This is something that took me nearly a year to get working. Not full time obviously, but every now and then I would make another attempt at getting it working after the trauma of the previous attempt had faded. None of the examples that people had provided worked for me, and some were out dated and no longer applied. And of course the AWS documentation provided no help whatsoever.

Update December 12th 2021
This article only applies to Elastic Beanstalk environments using the old ‘Node.js running on 64bit Amazon Linux’ platform branch. Websockets work by default for Amazon Linux 2 environments.

I decided to share my configuration in the hope that it will help someone else.
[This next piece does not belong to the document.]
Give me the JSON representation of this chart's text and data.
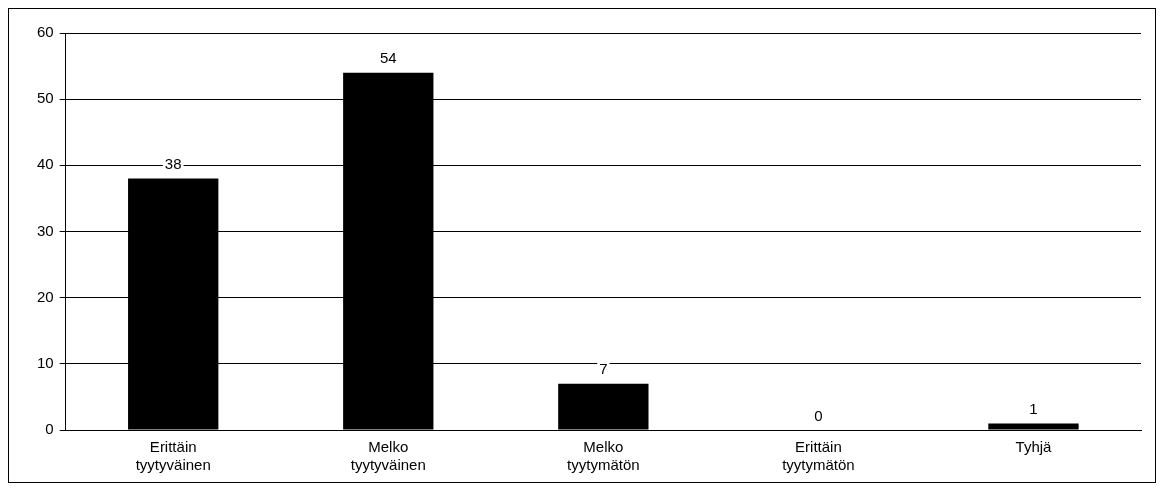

Here is a list of the technologies I am using:

On the server

The node app on the server runs Express, and I have condensed the critical lines into the following to show the Socket.io setup:

const http = require('http');
const express = require('express');
const socketio = require('socket.io');

const app = express();
const server = http.createServer(app);
const io = socketio(server);

io.on('connection', (socket) => {
  // client connected
});

server.listen(3000); // whatever port you are using

On the client

On the client side I have the following to connect to Socket.io on the server:

const io = require('socket.io-client');
const socket = io(window.location.host);

socket.on('connect', () => {
  console.log("connected to server");
});

Elastic Beanstalk config

Up until now this should all be standard Socket.io configuration. Note that there is no messing around with port numbers, it should work on whatever port/domain your app is using.
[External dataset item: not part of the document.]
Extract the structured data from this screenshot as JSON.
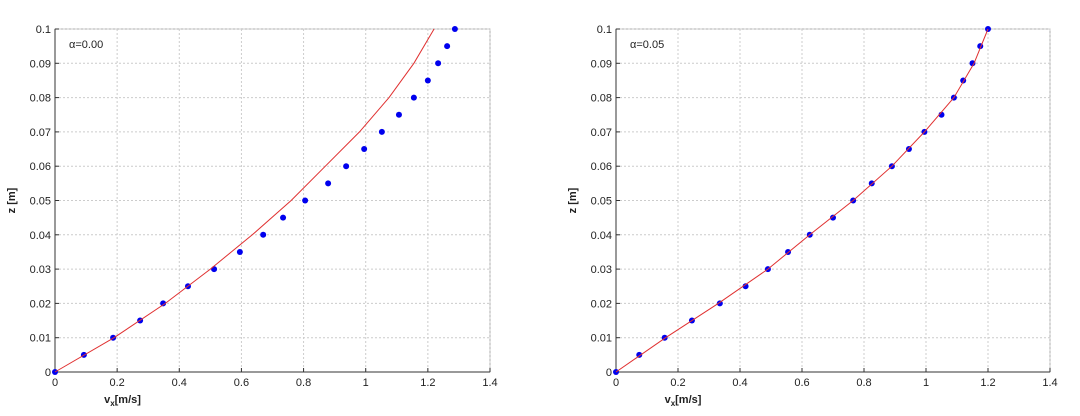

The tricky part is getting the WebSockets to work with the load balancer, and the Nginx reverse proxy. Make sure you use the Application Load Balancer, not the ‘Classic’ load balancer. The Application load balancer natively supports WebSockets (and HTTP2), however AWS is not very clear on how to actually make them work.

After probably hundreds of Google searches and reading the the same articles over and over again nothing seemed to work. I eventually stumbled upon an AWS blog post – How to Build a Chat Application with Amazon ElastiCache for Redis. At the very bottom of the post there is one small piece of gold which finally after nearly a year got WebSockets working. The mysterious ‘working’ .ebextensions config!

And here it is:

container_commands:
  enable_websockets:
    command: |
      sed -i '/\s*proxy_set_header\s*Connection/c \
              proxy_set_header Upgrade $http_upgrade;\
              proxy_set_header Connection "upgrade";\
      ' /tmp/deployment/config/#etc#nginx#conf.d#00_elastic_beanstalk_proxy.conf

Place this little gem into your .ebextensions/ folder, I called mine socketupgrade.config.

The re-deploy you app and hopefully you will have working WebSockets!